In particular, patients treated with the mRNA vaccine V940 (mRNA-4157) plus Keytruda experienced an approximately 44% reduction in the risk of death or recurrence with respect to relapse-free survival (the time after treatment when a patient survives without any symptoms or signs of that cancer) compared with those receiving Keytruda alone. Additionally, the relapse-free survival rates in the combination and monotherapy arms, respectively, were 83.4% versus 77.1% at 12 months and 78.6% versus 62.2% at 18 months.

The individualized neoantigen therapy in combination with Keytruda also improved distant metastasis–free survival (the time from treatment when a patient is still alive without disease spreading to another part of the body far away from the original site) compared with Keytruda monotherapy. The 18-month distant metastasis–free survival rate was 91.8% in the V940 plus Keytruda arm and 76.8% in the single-agent Keytruda arm.

Among patients who were circulating tumor DNA (ctDNA) negative, the experimental combination produced improvements with respect to and distant metastasis–free survival. It was also reported that relapse-free survival and distant metastasis–free survival outcomes improved among patients who were ctDNA positive and received the combination compared with those who received single-agent Keytruda.

According to the National Cancer Institute, ctDNA are small pieces of DNA released into the blood as tumor cells die. Measuring the amount of ctDNA in a patient’s blood may help cancer teams identify specific mutations to diagnose certain cancers, plan treatment and to determine how well the disease is reacting to treatment.

“The baseline ctDNA status may have prognostic value,” Dr. Jeffrey Weber, a medical oncologist and deputy director of the Perlmutter Cancer Center at NYU Langone Health, said during the presentation. When breaking patients into different longitudinal patterns over time, those who were ctDNA negative (112 patients) achieved the lowest recurrence rate (17%), whereas those who were ctDNA molecular non-responders (16 patients) experienced the highest recurrence rate (94%).

In the open-label KEYNOTE-942 trial, patients with adjuvant resected melanoma at high risk of recurrence were randomly assigned to receive V940 intramuscularly plus Keytruda (107 patients) or Keytruda alone (50 patients).

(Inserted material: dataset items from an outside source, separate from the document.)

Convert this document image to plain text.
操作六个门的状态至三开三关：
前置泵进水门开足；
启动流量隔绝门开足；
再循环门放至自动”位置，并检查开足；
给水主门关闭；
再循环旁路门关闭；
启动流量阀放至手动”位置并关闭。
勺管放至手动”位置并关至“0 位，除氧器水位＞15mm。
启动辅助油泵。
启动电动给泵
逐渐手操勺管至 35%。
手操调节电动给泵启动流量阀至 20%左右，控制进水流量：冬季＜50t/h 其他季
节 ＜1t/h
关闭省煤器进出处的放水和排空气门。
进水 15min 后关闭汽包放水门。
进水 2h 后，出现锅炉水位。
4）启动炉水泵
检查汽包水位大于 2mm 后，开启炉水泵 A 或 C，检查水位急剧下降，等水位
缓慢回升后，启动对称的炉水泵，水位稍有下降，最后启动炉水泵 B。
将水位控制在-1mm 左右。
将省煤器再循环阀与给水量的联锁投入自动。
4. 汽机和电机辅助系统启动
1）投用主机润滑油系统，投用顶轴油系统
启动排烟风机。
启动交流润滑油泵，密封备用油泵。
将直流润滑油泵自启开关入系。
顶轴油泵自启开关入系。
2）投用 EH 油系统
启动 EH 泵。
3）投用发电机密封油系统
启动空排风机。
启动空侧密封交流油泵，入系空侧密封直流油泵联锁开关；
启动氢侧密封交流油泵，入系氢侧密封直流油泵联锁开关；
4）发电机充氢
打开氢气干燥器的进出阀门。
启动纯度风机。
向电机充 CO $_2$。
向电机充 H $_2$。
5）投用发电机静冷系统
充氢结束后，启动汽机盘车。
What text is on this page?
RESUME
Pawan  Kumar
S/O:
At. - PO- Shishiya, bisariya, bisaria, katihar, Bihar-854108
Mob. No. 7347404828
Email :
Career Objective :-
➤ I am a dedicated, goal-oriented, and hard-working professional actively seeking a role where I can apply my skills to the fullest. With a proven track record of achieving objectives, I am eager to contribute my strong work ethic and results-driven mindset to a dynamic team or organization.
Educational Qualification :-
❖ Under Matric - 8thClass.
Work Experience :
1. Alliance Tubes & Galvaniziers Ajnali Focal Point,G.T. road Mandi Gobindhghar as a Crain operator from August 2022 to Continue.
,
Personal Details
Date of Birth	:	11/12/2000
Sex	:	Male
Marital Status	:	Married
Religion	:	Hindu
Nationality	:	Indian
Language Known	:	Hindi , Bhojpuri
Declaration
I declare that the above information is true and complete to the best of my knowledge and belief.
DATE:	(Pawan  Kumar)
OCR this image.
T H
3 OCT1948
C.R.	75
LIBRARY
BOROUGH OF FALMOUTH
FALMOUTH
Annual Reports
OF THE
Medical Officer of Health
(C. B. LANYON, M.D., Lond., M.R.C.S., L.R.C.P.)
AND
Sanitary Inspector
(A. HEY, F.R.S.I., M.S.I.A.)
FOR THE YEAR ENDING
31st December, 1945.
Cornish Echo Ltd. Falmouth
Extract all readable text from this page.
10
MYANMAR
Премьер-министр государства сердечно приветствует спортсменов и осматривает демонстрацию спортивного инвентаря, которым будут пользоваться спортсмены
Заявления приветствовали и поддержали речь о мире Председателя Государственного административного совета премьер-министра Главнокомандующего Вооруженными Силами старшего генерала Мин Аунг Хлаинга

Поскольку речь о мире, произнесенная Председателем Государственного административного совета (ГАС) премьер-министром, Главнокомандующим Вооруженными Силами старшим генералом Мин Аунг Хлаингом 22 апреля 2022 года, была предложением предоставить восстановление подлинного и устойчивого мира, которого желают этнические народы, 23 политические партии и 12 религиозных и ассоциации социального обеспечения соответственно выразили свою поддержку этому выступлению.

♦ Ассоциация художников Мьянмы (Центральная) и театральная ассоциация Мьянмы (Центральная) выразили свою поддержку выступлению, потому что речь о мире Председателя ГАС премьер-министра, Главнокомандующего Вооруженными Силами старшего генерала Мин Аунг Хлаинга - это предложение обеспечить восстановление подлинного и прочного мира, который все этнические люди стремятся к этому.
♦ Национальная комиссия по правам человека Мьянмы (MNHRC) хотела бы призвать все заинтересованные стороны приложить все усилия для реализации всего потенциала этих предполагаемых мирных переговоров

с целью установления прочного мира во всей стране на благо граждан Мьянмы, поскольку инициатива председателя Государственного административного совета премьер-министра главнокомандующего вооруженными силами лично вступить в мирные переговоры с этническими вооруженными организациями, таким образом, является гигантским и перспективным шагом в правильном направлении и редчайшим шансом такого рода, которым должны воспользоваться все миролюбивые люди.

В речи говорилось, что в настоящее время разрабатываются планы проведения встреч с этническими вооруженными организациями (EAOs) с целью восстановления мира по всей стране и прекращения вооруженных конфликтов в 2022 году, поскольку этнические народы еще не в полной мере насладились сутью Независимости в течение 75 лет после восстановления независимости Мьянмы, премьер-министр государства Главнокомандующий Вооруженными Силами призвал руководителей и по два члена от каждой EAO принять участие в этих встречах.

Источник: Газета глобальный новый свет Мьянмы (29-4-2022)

The trial’s primary end point was relapse-free survival . Secondary end points included distant metastasis–free survival and safety. Exploratory end points included assessing ctDNA and BRAF status as potential predictive biomarkers associated with treatment outcomes.

Patients with stage 3B, 3C, 3D or 4 cutaneous melanoma that was completely resected within 13 weeks of beginning Keytruda therapy were able to enroll on the trial. Additional eligibility criteria included having an ECOG performance status of 0 or 1 (meaning that patients either had no physical restrictions or were unable to perform strenuous activity) and available tissue samples for next-generation sequencing.

Treatment with V940 plus Keytruda demonstrated improvements in relapse-free survival among patients with BRAF mutations (61 patients) and those with BRAF wild-type disease (96 patients). In a subgroup of patients with BRAF mutations who were ctDNA negative (42 patients), relapse-free survival improved with the combination therapy. Additionally, Weber reported relapse-free survival improvements with the combination among patients with BRAF wild-type disease who were ctDNA negative (68 patients).

Of note, any-grade side effects or those considered severe or worse, respectively, affected 14.4% and 12.5% of patients who received V940 plus Keytruda. The corresponding serious side effect rates in the single agent Keytruda arm were 10% and 8%.

The most common treatment-emergent side effects in the combination and monotherapy arms, respectively, included fatigue (83.7% versus 54%), injection-site pain (56.7% versus 2%), chills (51.9% versus 6.0%) and fever (51.9% versus 6%). Common any-grade immune-mediated side effects in each arm included hypothyroidism (too little thyroid hormone; 20.2% versus 16%), colitis (inflammation of the colon; 5.8% versus 4%), hyperthyroidism (overproduction of thyroid hormones; 5.8% versus 6%) and pneumonitis (inflammation of the lungs; 3.8% versus 0%).